During the workshop, there emerged a consensus regarding the need for transcending disciplinary boundaries to understand systems biology in the context of modern science. Yet, some participants were left wondering what, besides raising interesting questions, philosophers can positively contribute to the development of theoretical principles, or the epistemological foundations, of systems biology. Here’s a short list, emerging from the workshop, which addresses that question. Philosophers and HPS scholars can:
-explore the explanatory strategies, heuristics, and organizing principles that are used in molecular biology and systems biology, to become aware of their limitations and the trade-offs of replacing one approach with the other;
-find and articulate the risks and values of using metaphors in systems biology; such as, mechanisms, networks, niches, etc;
-analyze data reduction and integration strategies in the many -omics programmes;
-clearly define the explanandum (or explananda) of systems biology and explicate its significance.
This short list of tasks depicts some of the deep philosophical issues in systems biology.
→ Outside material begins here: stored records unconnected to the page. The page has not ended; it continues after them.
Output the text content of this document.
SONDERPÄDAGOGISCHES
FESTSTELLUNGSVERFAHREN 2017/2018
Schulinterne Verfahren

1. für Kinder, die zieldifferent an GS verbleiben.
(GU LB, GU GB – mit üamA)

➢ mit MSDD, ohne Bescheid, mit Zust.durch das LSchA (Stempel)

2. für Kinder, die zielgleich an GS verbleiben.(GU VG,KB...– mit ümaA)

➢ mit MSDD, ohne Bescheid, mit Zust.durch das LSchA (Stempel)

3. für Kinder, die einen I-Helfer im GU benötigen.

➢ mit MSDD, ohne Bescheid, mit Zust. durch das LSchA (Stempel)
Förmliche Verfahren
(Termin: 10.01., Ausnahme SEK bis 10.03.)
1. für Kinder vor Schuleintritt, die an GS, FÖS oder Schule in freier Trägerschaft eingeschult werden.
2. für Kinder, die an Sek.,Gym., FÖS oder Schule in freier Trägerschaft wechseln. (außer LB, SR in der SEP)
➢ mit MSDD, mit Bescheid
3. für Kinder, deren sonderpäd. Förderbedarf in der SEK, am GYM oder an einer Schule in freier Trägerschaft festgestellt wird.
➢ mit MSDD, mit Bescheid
But, it became clear to me from attending this workshop, and talking to many scientists from the ISB, that although these are philosophical issues, they should not only be of interest to philosophers or HPS scholars. As director of ASU’s Center for Biology and Society, Jane Maienschein, put it, “It’s not just that philosophers can take up these topics, but that the biology will be better if philosophers are part of the team thinking with biologists about the issues.”
Works Cited:
Boogerd, Fred C. et al. (eds.) Systems Biology: Philosophical Foundations. Amsterdam & Oxford: Elsevier, 2007.
Gannett, Lisa. “What’s in a Cause? The Pragmatic Dimensions of Genetic Explanations.” Biology & Philosophy 14 (1999): 349-374.